Fear of Democracy, Victory for the Common Man
    This transition of power, which occurred without the consent or agreement of the country’s new leaders, infuriated new political leaders. The rise of Jeffersonian, and later Jacksonian, ideals exacerbated the problem for New Englanders such as John Adams and Alexander Hamilton, who looked to the British empire as a model (Lecture 19). From the beginning, the first of ‘The Federalist Papers’ by Alexander Hamilton recognizes the danger posed by certain classes of men who “hazard” a diminution of power (Lecture 17). Fear of foreign domination was to be feared, but far worse for the federalist government would be the domestic tyranny that could occur in a new democracy. These processes are found in the Constitution and the electoral college as well, which are just a few of the political machinations geared to promote a distinctly Federalist agenda. Despite these formidable obstacles, the success of these “commoners” in both governing and effecting democracy in America proved to be among the most extreme effects of independence. During the Revolution, fear of domestic oppression is exemplified by conflicts over turnpikes, foreclosures and war bonds. Each of these shows how in conflicts between speculators, the poor, rural farmers had virtually no access to legal or political machinations, and were instead forced to take largely ineffective measures of their own. The transition was fueled by the monarchist nature of the colonies after population increased in the 1700’s as England exerted greater influence over its colonies. The spread of the Enlightenment to America allowed the common people used to redefine English liberties in order to counteract the expanding power of England.

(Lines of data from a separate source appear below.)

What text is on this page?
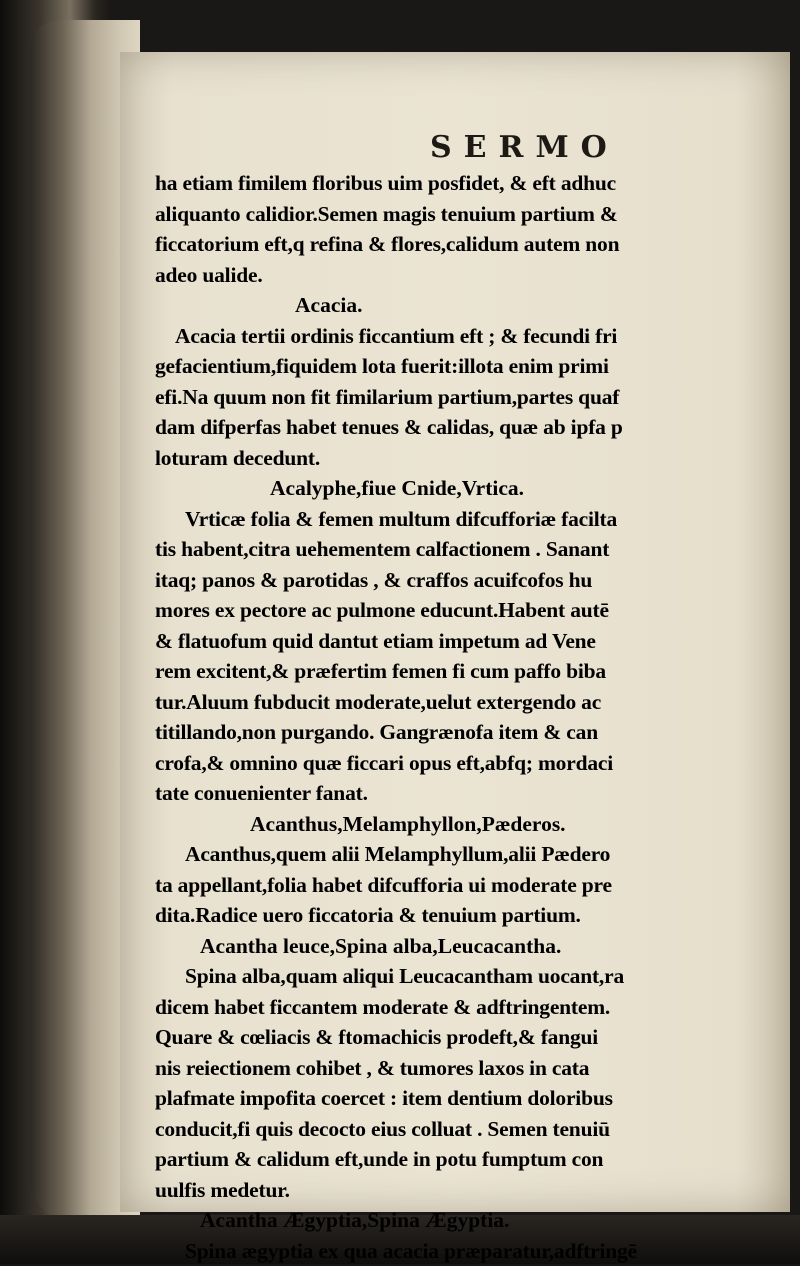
SERMO
ha etiam fimilem floribus uim posfidet, & eft adhuc
aliquanto calidior.Semen magis tenuium partium &
ficcatorium eft,q refina & flores,calidum autem non
adeo ualide.
Acacia.
Acacia tertii ordinis ficcantium eft ; & fecundi fri
gefacientium,fiquidem lota fuerit:illota enim primi
efi.Na quum non fit fimilarium partium,partes quaf
dam difperfas habet tenues & calidas, quæ ab ipfa p
loturam decedunt.
Acalyphe,fiue Cnide,Vrtica.
Vrticæ folia & femen multum difcufforiæ facilta
tis habent,citra uehementem calfactionem . Sanant
itaq; panos & parotidas , & craffos acuifcofos hu
mores ex pectore ac pulmone educunt.Habent autē
& flatuofum quid dantut etiam impetum ad Vene
rem excitent,& præfertim femen fi cum paffo biba
tur.Aluum fubducit moderate,uelut extergendo ac
titillando,non purgando. Gangrænofa item & can
crofa,& omnino quæ ficcari opus eft,abfq; mordaci
tate conuenienter fanat.
Acanthus,Melamphyllon,Pæderos.
Acanthus,quem alii Melamphyllum,alii Pædero
ta appellant,folia habet difcufforia ui moderate pre
dita.Radice uero ficcatoria & tenuium partium.
Acantha leuce,Spina alba,Leucacantha.
Spina alba,quam aliqui Leucacantham uocant,ra
dicem habet ficcantem moderate & adftringentem.
Quare & cœliacis & ftomachicis prodeft,& fangui
nis reiectionem cohibet , & tumores laxos in cata
plafmate impofita coercet : item dentium doloribus
conducit,fi quis decocto eius colluat . Semen tenuiū
partium & calidum eft,unde in potu fumptum con
uulfis medetur.
Acantha Ægyptia,Spina Ægyptia.
Spina ægyptia ex qua acacia præparatur,adftringē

    Thus the redefinition and expansion of English liberties in America in such a way as to be extended to all people equally represents the most radical and important part of the Revolution, and was a source of irritation to most Federalists even before 1810 (Lecture 17). This was a refutation to people such as John Jay, the first chief justice of the Supreme Court, who believed that “the people who own the country ought to govern it.” The former sense of English liberties in America had changed, irreversibly. This aspect of the Revolution was made possible by both the forces of a wide base of education and literacy in America as well as the pressure of oppression as once local and relatively democratic, certainly independent colonial politics were ineffectively controlled by the debt-ridden British Crown.

Works Cited:
Fischer, Kirsten, and Eric Hinderaker. Colonial American History. Malden, MA: Blackwell, 2002. Print.
Hamilton, Alexander. “The Avalon Project : The Federalist Papers No. 1.” Avalon Project – Documents in Law, History and Diplomacy. Web. 03 Dec. 2010. .
Opal, Jason. “US History to 1865.” Stewart Biology Building, Montreal. September-December 2010. Lecture.